Hello,
It appears that my Manager / hosted-engine isn't working, and I'm unable to get it to start.

I have a 3-node HCI cluster, but right now, Gluster is only running on 1 host (so no replication).
I was hoping to upgrade / replace the storage on my 2nd host today, but aborted that maintenance when I found that I couldn't even get into the Manager.

The storage is mounted, but here's what I see:

[root@cha2-storage dwhite]# hosted-engine --vm-status
The hosted engine configuration has not been retrieved from shared storage.

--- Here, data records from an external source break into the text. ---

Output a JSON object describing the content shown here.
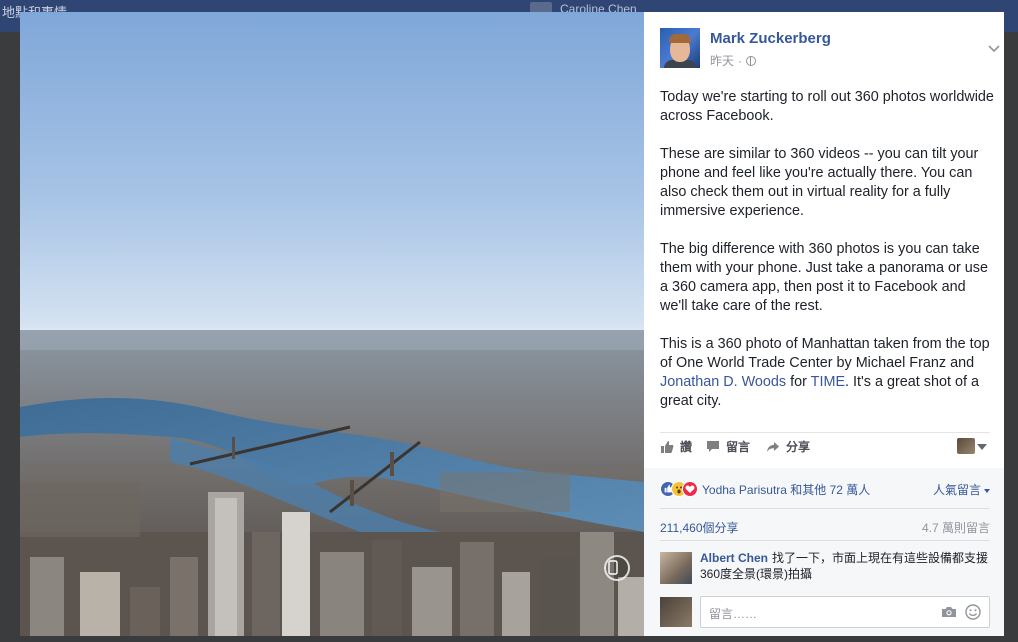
{
  "background": {
    "title": "地點和事情",
    "user_name": "Caroline Chen"
  },
  "photo": {
    "pano_icon": "360-view-icon"
  },
  "post": {
    "author": "Mark Zuckerberg",
    "time": "昨天",
    "separator": "·",
    "paragraphs": {
      "p1": "Today we're starting to roll out 360 photos worldwide across Facebook.",
      "p2": "These are similar to 360 videos -- you can tilt your phone and feel like you're actually there. You can also check them out in virtual reality for a fully immersive experience.",
      "p3": "The big difference with 360 photos is you can take them with your phone. Just take a panorama or use a 360 camera app, then post it to Facebook and we'll take care of the rest.",
      "p4_a": "This is a 360 photo of Manhattan taken from the top of One World Trade Center by Michael Franz and ",
      "p4_link1": "Jonathan D. Woods",
      "p4_b": " for ",
      "p4_link2": "TIME",
      "p4_c": ". It's a great shot of a great city."
    }
  },
  "actions": {
    "like": "讚",
    "comment": "留言",
    "share": "分享"
  },
  "reactions": {
    "names": "Yodha Parisutra 和其他 72 萬人",
    "top_comments": "人氣留言"
  },
  "stats": {
    "shares": "211,460個分享",
    "comments": "4.7 萬則留言"
  },
  "comment": {
    "author": "Albert Chen",
    "text": "找了一下，市面上現在有這些設備都支援360度全景(環景)拍攝"
  },
  "composer": {
    "placeholder": "留言……"
  },
  "colors": {
    "link": "#365899",
    "like_blue": "#4267b2",
    "love_red": "#f0284a",
    "wow_yellow": "#f7c23a"
  }
}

Please ensure that ovirt-ha-agent is running and the storage server is reachable.

[root@cha2-storage dwhite]# systemctl status ovirt-ha-agent
● ovirt-ha-agent.service - oVirt Hosted Engine High Availability Monitoring Agent
   Loaded: loaded (/usr/lib/systemd/system/ovirt-ha-agent.service; enabled; vendor preset: disabled)
   Active: active (running) since Fri 2021-08-13 11:10:51 EDT; 2h 44min ago
Main PID: 3591872 (ovirt-ha-agent)
    Tasks: 1 (limit: 409676)
   Memory: 21.5M
   CGroup: /system.slice/ovirt-ha-agent.service
           └─3591872 /usr/libexec/platform-python /usr/share/ovirt-hosted-engine-ha/ovirt-ha-agent

Aug 13 11:10:51 cha2-storage.mgt.barredowlweb.com systemd[1]: Started oVirt Hosted Engine High Availability Monitoring Agent.

Any time I try to do anything like connect the engine storage, disconnect the engine storage, or connect to the console, it just sits there, and doesn't do anything, and I eventually have to ctl-c out of it.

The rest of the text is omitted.